A monolith of an 11 metre circumference and 2.30 metres high, known as the Model of the Tahuantinsuyo, stands out at the archaeological compound of Saywite, also located in the District of Curahuasi. There are over 200 figures engraved on the surface representing animals, Andean gods, canals, roads and water reservoirs. The rest of the complex comprises temples and other interesting blocks of engraved granite.
Hiking to Choquequirao
In the way Once in Cachora (2900 metres above sea level) we must start the preparations for the hike bound to Choquequirao, which will take us between 3 or 4 days for the roundtrip depending on the intensity of the march, and which will need a great spirit of adventure due to the prolonged slopes, abrupt descents and endless turns abundant during the length the route. This hike can be done partly on mule or horseback in some sectors, which your travel agent will be glad to arrange for you, if you ask him to.
The hike begins. The spirit is lifted. The image of Choquequirao is sketched on our mind. After the first 9 kilometres there is a slight sense of weariness. There is a privileged view of the surrounding scenery from the Mountain Pass of Capuliyoc (3010 metres above sea level). The mountains are clearly displayed. The path, which descends like a serpent towards the Apurímac (God Who Speaks) River, brings our breath back.
The next stop is at Cocamasama (2010 metres above sea level), a sort of vantage point from which you can make out the summit of the mountain on which Choquequirao is located. The Apurímac River and its tumultuous waters appear ever closer. We need to continue our descent down to the 1930 metres above sea level of Chiquisca. Choquequirao. River Here we stop for a much deserved, but not too lengthy, break. Finally we set our camp on the Rosalinda River Bank (1550 metres above sea level), located 19 kilometres away from Cachora.
Its shores are bathed by the large Apurímac River, and it is possible to plunge into its waters. The sound of the river rocks us, the night is falling, hiding between its arms the silhouette of that bridge that will return us to our journey, and which reminds us that the next day the trek will be harder. We can only dream of Choquequirao in the meantime.

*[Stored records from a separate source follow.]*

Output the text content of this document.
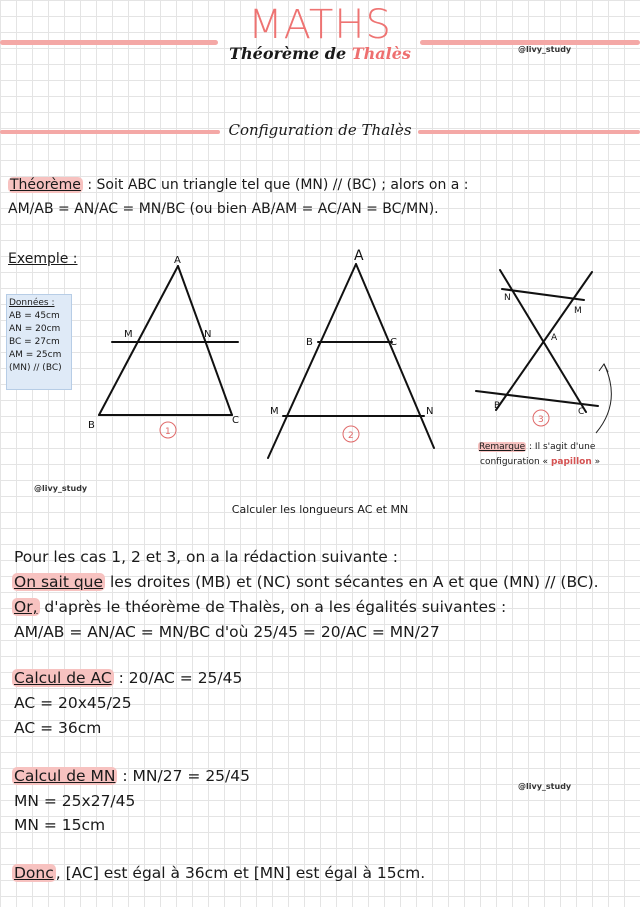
MATHS
Théorème de Thalès	@livy_study
Configuration de Thalès
Théorème : Soit ABC un triangle tel que (MN) // (BC) ; alors on a :
AM/AB = AN/AC = MN/BC (ou bien AB/AM = AC/AN = BC/MN).
Exemple :
Données :
AB = 45cm
AN = 20cm
BC = 27cm
AM = 25cm
(MN) // (BC)
A
M	N
B	C
1
A
B	C
M	N
2
N
M
A
B
C
3
Remarque : Il s'agit d'une
configuration « papillon »
@livy_study
Calculer les longueurs AC et MN
Pour les cas 1, 2 et 3, on a la rédaction suivante :
On sait que les droites (MB) et (NC) sont sécantes en A et que (MN) // (BC).
Or, d'après le théorème de Thalès, on a les égalités suivantes :
AM/AB = AN/AC = MN/BC d'où 25/45 = 20/AC = MN/27
Calcul de AC : 20/AC = 25/45
AC = 20x45/25
AC = 36cm
Calcul de MN : MN/27 = 25/45
MN = 25x27/45
MN = 15cm
@livy_study
Donc , [AC] est égal à 36cm et [MN] est égal à 15cm.
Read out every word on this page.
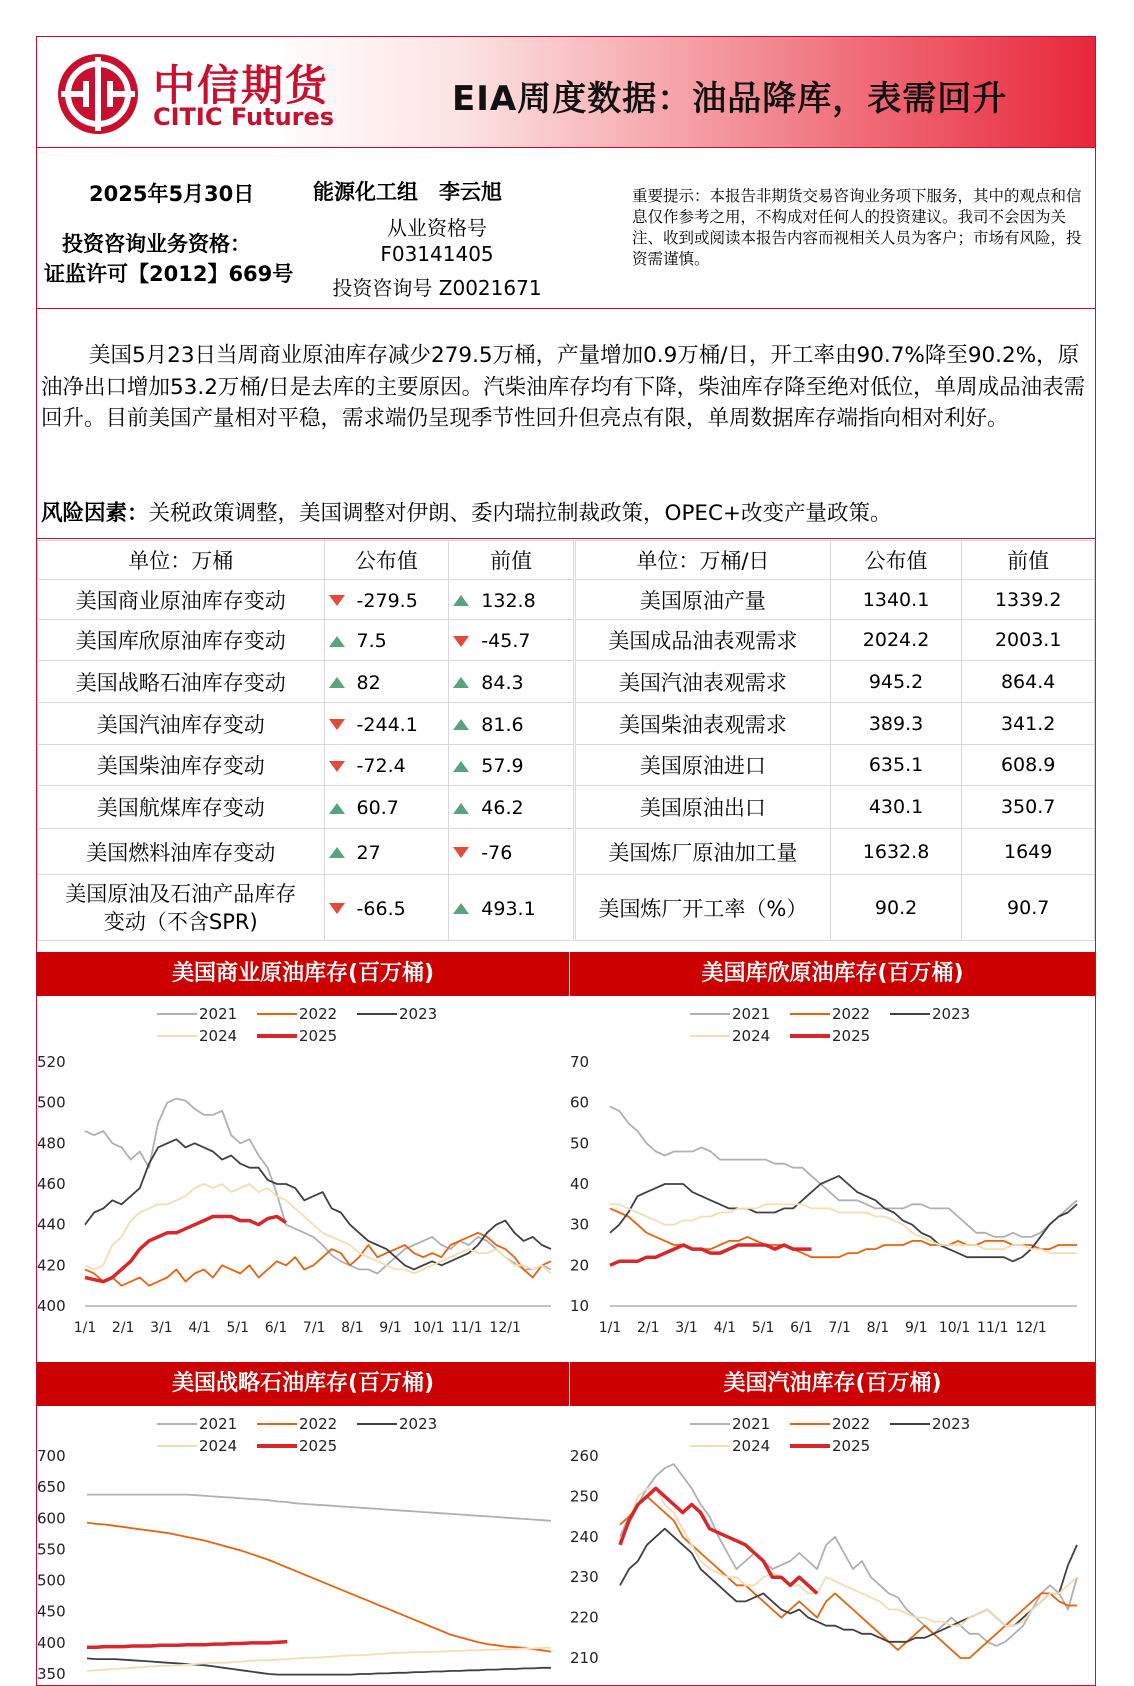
中信期货
CITIC Futures	EIA周度数据：油品降库，表需回升
2025年5月30日
投资咨询业务资格：
证监许可【2012】669号
能源化工组　李云旭
从业资格号
F03141405
投资咨询号 Z0021671
重要提示：本报告非期货交易咨询业务项下服务，其中的观点和信息仅作参考之用，不构成对任何人的投资建议。我司不会因为关注、收到或阅读本报告内容而视相关人员为客户；市场有风险，投资需谨慎。

美国5月23日当周商业原油库存减少279.5万桶，产量增加0.9万桶/日，开工率由90.7%降至90.2%，原油净出口增加53.2万桶/日是去库的主要原因。汽柴油库存均有下降，柴油库存降至绝对低位，单周成品油表需回升。目前美国产量相对平稳，需求端仍呈现季节性回升但亮点有限，单周数据库存端指向相对利好。

风险因素：关税政策调整，美国调整对伊朗、委内瑞拉制裁政策，OPEC+改变产量政策。
单位：万桶	公布值	前值
美国商业原油库存变动	-279.5	132.8
美国库欣原油库存变动	7.5	-45.7
美国战略石油库存变动	82	84.3
美国汽油库存变动	-244.1	81.6
美国柴油库存变动	-72.4	57.9
美国航煤库存变动	60.7	46.2
美国燃料油库存变动	27	-76

美国原油及石油产品库存
变动（不含SPR)	-66.5	493.1
单位：万桶/日	公布值	前值
美国原油产量	1340.1	1339.2
美国成品油表观需求	2024.2	2003.1
美国汽油表观需求	945.2	864.4
美国柴油表观需求	389.3	341.2
美国原油进口	635.1	608.9
美国原油出口	430.1	350.7
美国炼厂原油加工量	1632.8	1649
美国炼厂开工率（%）	90.2	90.7
美国商业原油库存(百万桶)	美国库欣原油库存(百万桶)
美国战略石油库存(百万桶)	美国汽油库存(百万桶)
2021	2022	2023
2024	2025
400
420
440
460
480
500
520
1/1 2/1 3/1 4/1 5/1 6/1 7/1 8/1 9/1 10/1 11/1 12/1
2021	2022	2023
2024	2025
10
20
30
40
50
60
70
1/1 2/1 3/1 4/1 5/1 6/1 7/1 8/1 9/1 10/1 11/1 12/1
2021	2022	2023
2024	2025
350
400
450
500
550
600
650
700
2021	2022	2023
2024	2025
210
220
230
240
250
260
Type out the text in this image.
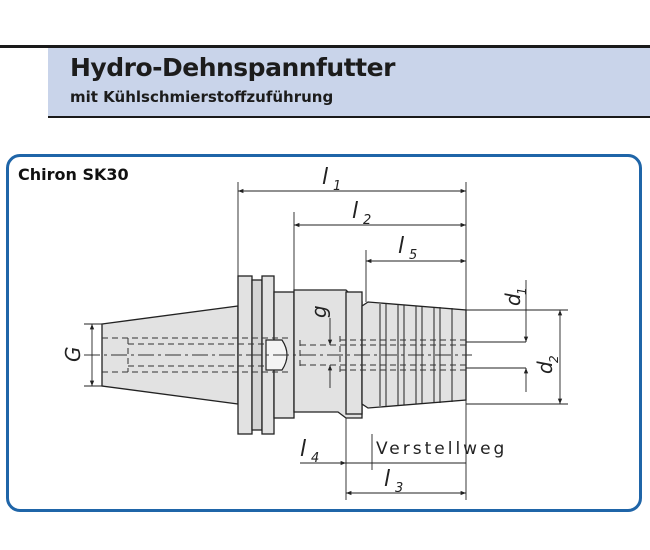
Hydro-Dehnspannfutter
mit Kühlschmierstoffzuführung
Chiron SK30	l 1
l 2
l 5
l 4
l 3
Verstellweg
d
1
d
2
g
G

The second day the sky appears clear at dawn and we start the walk. We go across the bridge that we saw the night before and the path continues long, winding up to the skies. We arrive a little tired to the Town of Santa Rosa (2100 metres above sea level). The locals are very kind, they understand our tiredness as city adventurers and handle us a glass of Chicha, made of sugarcane, each. We refill the canteens, chat cheerfully and take a moment's rest under the shadow of their cabins. It is time to say farewell as great friends do after a few minutes, but not before vows are taken for more glasses of Chicha on the way back.
The scenery is changing; nature is painting the terrain with shades of a stronger green. There is not much left to go through, but the weariness and this seemingly never ending slope, makes us move much slower. We finally arrive at Marampata (2850 metres above sea level) where we are grateful for the much needed rest. We set camp and begin to talk about the people who, like us, eventually walked the same route in days long gone.
The guide tells us about Cosme Bueno, a historian who was the first Westerner to announce the existence of the citadel in 1768. Years later the Frenchmen Eugene de Santiges and Leonce Angrand would do the same in the XIXth Century. In 1911, Hiram Bingham (who discovered Machu Picchu to the Western world that very same year) confirmed the importance of the site. And now in the sheer XXIth Century, other men and women, we amongst them, walk the same path. Choquequirao is nearby; weariness takes hold of us, its time to rest.
When the morning arrives we restart the march with high spirits, our destination is only a few steps further ahead. The overwhelming greatness of the Canyon, the imposing presence of the Apu (Mountain) Salcantay, the zigzagging presence of the River, are but a prelude. Choquequirao is no longer a distant spot on the road ahead, now it is before our eyes, imposing, magnificent.